Cape Maclear is "a leading tourist destination", and is the busiest resort on Lake Malawi. The area is popular with backpackers. There are bars, restaurants, lodges and guesthouses in the town. Activities available in Cape Maclear include snorkelling, hiking, boat cruises, kayaking, and diving. In October 2001, the Malawian government invited investors to fund a $6,000,000 construction of a new 150-room, four-star hotel at Cape Maclear. In June 2003, plans were announced to build an ecolodge on Maleri Island, near Cape Maclear. In February 2005, the Malawian government announced plans to increase ecotourism at Cape Maclear with new accommodation and facilities. These plans proved too ambitious for the fragile Malawian economy and tourist industry.

==Transport==
In February 2006, the Malawian government announced plans to build a new road from Cape Maclear to Monkey Bay.
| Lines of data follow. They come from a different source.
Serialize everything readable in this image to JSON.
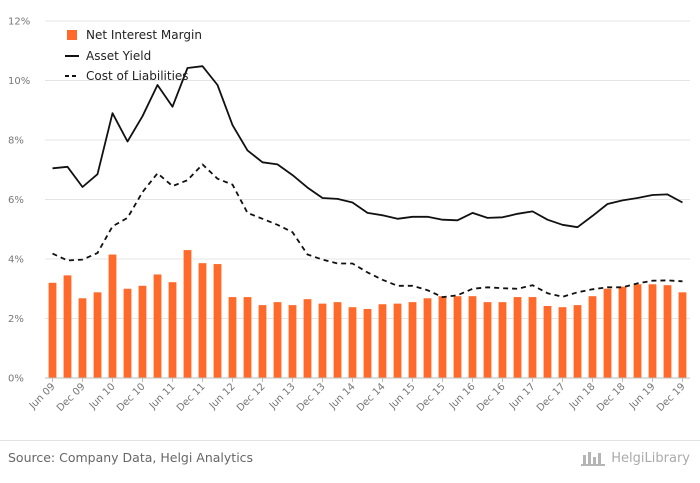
{
  "chart_data": {
    "type": "bar",
    "ylim": [
      0,
      12
    ],
    "yticks": [
      "0%",
      "2%",
      "4%",
      "6%",
      "8%",
      "10%",
      "12%"
    ],
    "categories": [
      "Jun 09",
      "Sep 09",
      "Dec 09",
      "Mar 10",
      "Jun 10",
      "Sep 10",
      "Dec 10",
      "Mar 11",
      "Jun 11",
      "Sep 11",
      "Dec 11",
      "Mar 12",
      "Jun 12",
      "Sep 12",
      "Dec 12",
      "Mar 13",
      "Jun 13",
      "Sep 13",
      "Dec 13",
      "Mar 14",
      "Jun 14",
      "Sep 14",
      "Dec 14",
      "Mar 15",
      "Jun 15",
      "Sep 15",
      "Dec 15",
      "Mar 16",
      "Jun 16",
      "Sep 16",
      "Dec 16",
      "Mar 17",
      "Jun 17",
      "Sep 17",
      "Dec 17",
      "Mar 18",
      "Jun 18",
      "Sep 18",
      "Dec 18",
      "Mar 19",
      "Jun 19",
      "Sep 19",
      "Dec 19"
    ],
    "xtick_labels": [
      "Jun 09",
      "Dec 09",
      "Jun 10",
      "Dec 10",
      "Jun 11",
      "Dec 11",
      "Jun 12",
      "Dec 12",
      "Jun 13",
      "Dec 13",
      "Jun 14",
      "Dec 14",
      "Jun 15",
      "Dec 15",
      "Jun 16",
      "Dec 16",
      "Jun 17",
      "Dec 17",
      "Jun 18",
      "Dec 18",
      "Jun 19",
      "Dec 19"
    ],
    "series": [
      {
        "name": "Net Interest Margin",
        "kind": "bar",
        "color": "#ff6a2a",
        "values": [
          3.2,
          3.45,
          2.68,
          2.88,
          4.15,
          3.0,
          3.1,
          3.48,
          3.22,
          4.3,
          3.86,
          3.83,
          2.72,
          2.72,
          2.45,
          2.55,
          2.45,
          2.65,
          2.5,
          2.55,
          2.38,
          2.32,
          2.48,
          2.5,
          2.55,
          2.68,
          2.75,
          2.75,
          2.75,
          2.55,
          2.55,
          2.72,
          2.72,
          2.42,
          2.38,
          2.45,
          2.75,
          3.0,
          3.07,
          3.15,
          3.15,
          3.12,
          2.88
        ]
      },
      {
        "name": "Asset Yield",
        "kind": "line",
        "style": "solid",
        "color": "#111111",
        "values": [
          7.05,
          7.1,
          6.42,
          6.85,
          8.9,
          7.95,
          8.8,
          9.85,
          9.12,
          10.42,
          10.48,
          9.85,
          8.5,
          7.65,
          7.25,
          7.18,
          6.82,
          6.4,
          6.05,
          6.02,
          5.9,
          5.55,
          5.47,
          5.35,
          5.42,
          5.42,
          5.32,
          5.3,
          5.55,
          5.38,
          5.4,
          5.52,
          5.6,
          5.32,
          5.15,
          5.07,
          5.45,
          5.85,
          5.97,
          6.05,
          6.15,
          6.17,
          5.9
        ]
      },
      {
        "name": "Cost of Liabilities",
        "kind": "line",
        "style": "dashed",
        "color": "#111111",
        "values": [
          4.18,
          3.95,
          3.98,
          4.2,
          5.1,
          5.38,
          6.25,
          6.88,
          6.45,
          6.65,
          7.18,
          6.7,
          6.5,
          5.55,
          5.35,
          5.15,
          4.9,
          4.15,
          3.98,
          3.85,
          3.85,
          3.55,
          3.3,
          3.1,
          3.1,
          2.95,
          2.72,
          2.78,
          3.0,
          3.05,
          3.02,
          3.0,
          3.12,
          2.85,
          2.73,
          2.88,
          2.98,
          3.05,
          3.05,
          3.18,
          3.27,
          3.28,
          3.25
        ]
      }
    ]
  },
  "footer": {
    "source": "Source: Company Data, Helgi Analytics",
    "brand": "HelgiLibrary"
  }
}
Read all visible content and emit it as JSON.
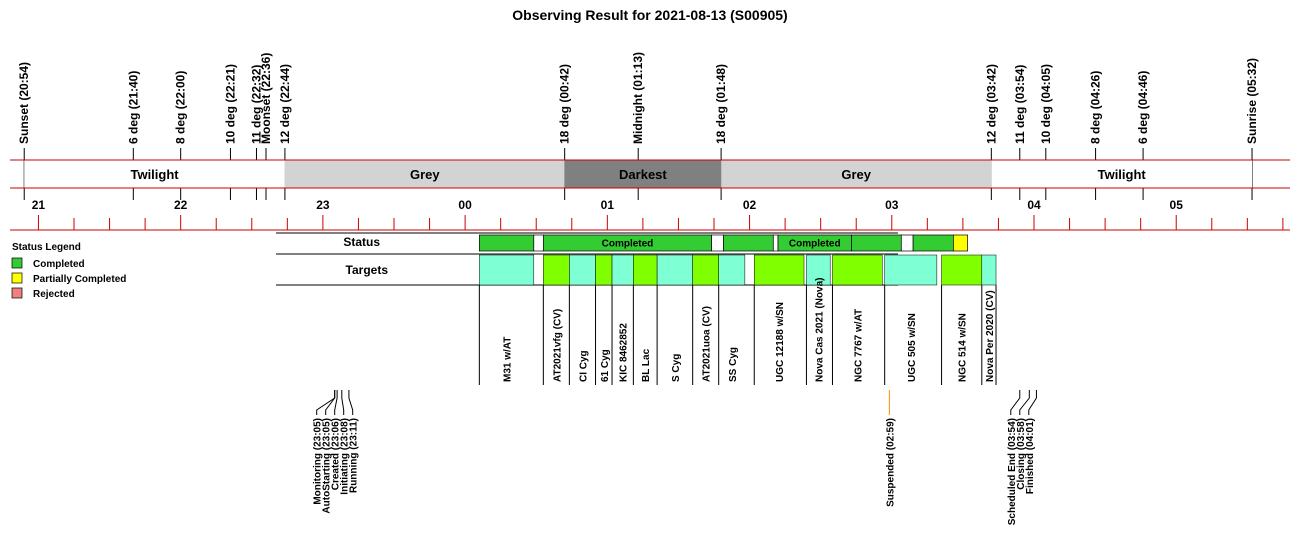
{
  "title": "Observing Result for 2021-08-13 (S00905)",
  "colors": {
    "axis_red": "#cc0000",
    "grey_band": "#d3d3d3",
    "darkest_band": "#808080",
    "completed": "#33cc33",
    "partial": "#ffff00",
    "rejected": "#f08080",
    "target_cyan": "#7fffd4",
    "target_green": "#80ff00",
    "target_label_blue": "#0000cc",
    "moon_blue": "#0000cc",
    "suspended_orange": "#ff8c00"
  },
  "legend": {
    "title": "Status Legend",
    "items": [
      {
        "label": "Completed",
        "color": "#33cc33"
      },
      {
        "label": "Partially Completed",
        "color": "#ffff00"
      },
      {
        "label": "Rejected",
        "color": "#f08080"
      }
    ]
  },
  "chart_data": {
    "type": "timeline",
    "x_unit": "hours after 20:00",
    "x_range": [
      20.8,
      29.8
    ],
    "hour_ticks": [
      "21",
      "22",
      "23",
      "00",
      "01",
      "02",
      "03",
      "04",
      "05"
    ],
    "sun_events": [
      {
        "label": "Sunset (20:54)",
        "t": 20.9,
        "color": "#000000"
      },
      {
        "label": "6 deg (21:40)",
        "t": 21.667,
        "color": "#000000"
      },
      {
        "label": "8 deg (22:00)",
        "t": 22.0,
        "color": "#000000"
      },
      {
        "label": "10 deg (22:21)",
        "t": 22.35,
        "color": "#000000"
      },
      {
        "label": "11 deg (22:32)",
        "t": 22.533,
        "color": "#000000"
      },
      {
        "label": "Moonset (22:36)",
        "t": 22.6,
        "color": "#0000cc"
      },
      {
        "label": "12 deg (22:44)",
        "t": 22.733,
        "color": "#000000"
      },
      {
        "label": "18 deg (00:42)",
        "t": 24.7,
        "color": "#000000"
      },
      {
        "label": "Midnight (01:13)",
        "t": 25.217,
        "color": "#000000"
      },
      {
        "label": "18 deg (01:48)",
        "t": 25.8,
        "color": "#000000"
      },
      {
        "label": "12 deg (03:42)",
        "t": 27.7,
        "color": "#000000"
      },
      {
        "label": "11 deg (03:54)",
        "t": 27.9,
        "color": "#000000"
      },
      {
        "label": "10 deg (04:05)",
        "t": 28.083,
        "color": "#000000"
      },
      {
        "label": "8 deg (04:26)",
        "t": 28.433,
        "color": "#000000"
      },
      {
        "label": "6 deg (04:46)",
        "t": 28.767,
        "color": "#000000"
      },
      {
        "label": "Sunrise (05:32)",
        "t": 29.533,
        "color": "#000000"
      }
    ],
    "sky_bands": [
      {
        "label": "Twilight",
        "start": 20.9,
        "end": 22.733,
        "fill": "#ffffff",
        "text_color": "#000000"
      },
      {
        "label": "Grey",
        "start": 22.733,
        "end": 24.7,
        "fill": "#d3d3d3",
        "text_color": "#000000"
      },
      {
        "label": "Darkest",
        "start": 24.7,
        "end": 25.8,
        "fill": "#808080",
        "text_color": "#ffffff"
      },
      {
        "label": "Grey",
        "start": 25.8,
        "end": 27.7,
        "fill": "#d3d3d3",
        "text_color": "#000000"
      },
      {
        "label": "Twilight",
        "start": 27.7,
        "end": 29.533,
        "fill": "#ffffff",
        "text_color": "#000000"
      }
    ],
    "status_row_label": "Status",
    "status_segments": [
      {
        "start": 24.1,
        "end": 24.483,
        "status": "completed",
        "label": ""
      },
      {
        "start": 24.483,
        "end": 24.55,
        "status": "gap",
        "label": ""
      },
      {
        "start": 24.55,
        "end": 25.733,
        "status": "completed",
        "label": "Completed"
      },
      {
        "start": 25.733,
        "end": 25.817,
        "status": "gap",
        "label": ""
      },
      {
        "start": 25.817,
        "end": 26.167,
        "status": "completed",
        "label": ""
      },
      {
        "start": 26.167,
        "end": 26.2,
        "status": "gap",
        "label": ""
      },
      {
        "start": 26.2,
        "end": 26.717,
        "status": "completed",
        "label": "Completed"
      },
      {
        "start": 26.717,
        "end": 27.067,
        "status": "completed",
        "label": ""
      },
      {
        "start": 27.067,
        "end": 27.15,
        "status": "gap",
        "label": ""
      },
      {
        "start": 27.15,
        "end": 27.433,
        "status": "completed",
        "label": ""
      },
      {
        "start": 27.433,
        "end": 27.533,
        "status": "partial",
        "label": ""
      }
    ],
    "targets_row_label": "Targets",
    "targets": [
      {
        "name": "M31 w/AT",
        "start": 24.1,
        "end": 24.483,
        "color": "cyan"
      },
      {
        "name": "AT2021vfg (CV)",
        "start": 24.55,
        "end": 24.733,
        "color": "green"
      },
      {
        "name": "CI Cyg",
        "start": 24.733,
        "end": 24.917,
        "color": "cyan"
      },
      {
        "name": "61 Cyg",
        "start": 24.917,
        "end": 25.033,
        "color": "green"
      },
      {
        "name": "KIC 8462852",
        "start": 25.033,
        "end": 25.183,
        "color": "cyan"
      },
      {
        "name": "BL Lac",
        "start": 25.183,
        "end": 25.35,
        "color": "green"
      },
      {
        "name": "S Cyg",
        "start": 25.35,
        "end": 25.6,
        "color": "cyan"
      },
      {
        "name": "AT2021uoa (CV)",
        "start": 25.6,
        "end": 25.783,
        "color": "green"
      },
      {
        "name": "SS Cyg",
        "start": 25.783,
        "end": 25.967,
        "color": "cyan"
      },
      {
        "name": "UGC 12188 w/SN",
        "start": 26.033,
        "end": 26.383,
        "color": "green"
      },
      {
        "name": "Nova Cas 2021 (Nova)",
        "start": 26.4,
        "end": 26.567,
        "color": "cyan"
      },
      {
        "name": "NGC 7767 w/AT",
        "start": 26.583,
        "end": 26.933,
        "color": "green"
      },
      {
        "name": "UGC 505 w/SN",
        "start": 26.95,
        "end": 27.317,
        "color": "cyan"
      },
      {
        "name": "NGC 514 w/SN",
        "start": 27.35,
        "end": 27.633,
        "color": "green"
      },
      {
        "name": "Nova Per 2020 (CV)",
        "start": 27.633,
        "end": 27.733,
        "color": "cyan"
      }
    ],
    "events": [
      {
        "label": "Monitoring (23:05)",
        "t": 23.083,
        "color": "#000000"
      },
      {
        "label": "AutoStarting (23:05)",
        "t": 23.083,
        "color": "#000000"
      },
      {
        "label": "Created (23:06)",
        "t": 23.1,
        "color": "#000000"
      },
      {
        "label": "Initiating (23:08)",
        "t": 23.133,
        "color": "#000000"
      },
      {
        "label": "Running (23:11)",
        "t": 23.183,
        "color": "#000000"
      },
      {
        "label": "Suspended (02:59)",
        "t": 26.983,
        "color": "#ff8c00"
      },
      {
        "label": "Scheduled End (03:54)",
        "t": 27.9,
        "color": "#000000"
      },
      {
        "label": "Closing (03:58)",
        "t": 27.967,
        "color": "#000000"
      },
      {
        "label": "Finished (04:01)",
        "t": 28.017,
        "color": "#000000"
      }
    ]
  }
}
The current road is a bumpy dirt track, and there is no regular public transport at Cape Maclear. Regular bus service extends only from Lilongwe to Monkey Bay where private minibuses can be hired for the trip to Cape Maclear.

==Healthcare==
The Billy Riordan Memorial Clinic was established here in 2004 to treat diseases such as dysentery, bilharzia and malaria. There are no diagnostic services or surgery carried out at the clinic. Mags Riordan founded the clinic, she is the mother of a man who drowned in Lake Malawi, near Cape Maclear in 1999. The clinic is supported by the Billy Malawi Project.

Bilharzia is common at Cape Maclear; the incidence of the disease at Cape Maclear was three times higher than the rest of Lake Malawi in 2008.

==Sport==
Every summer, a multi-day yacht race is held on Lake Malawi. The race starts at Cape Maclear, heads north, and ends at Nkhata Bay.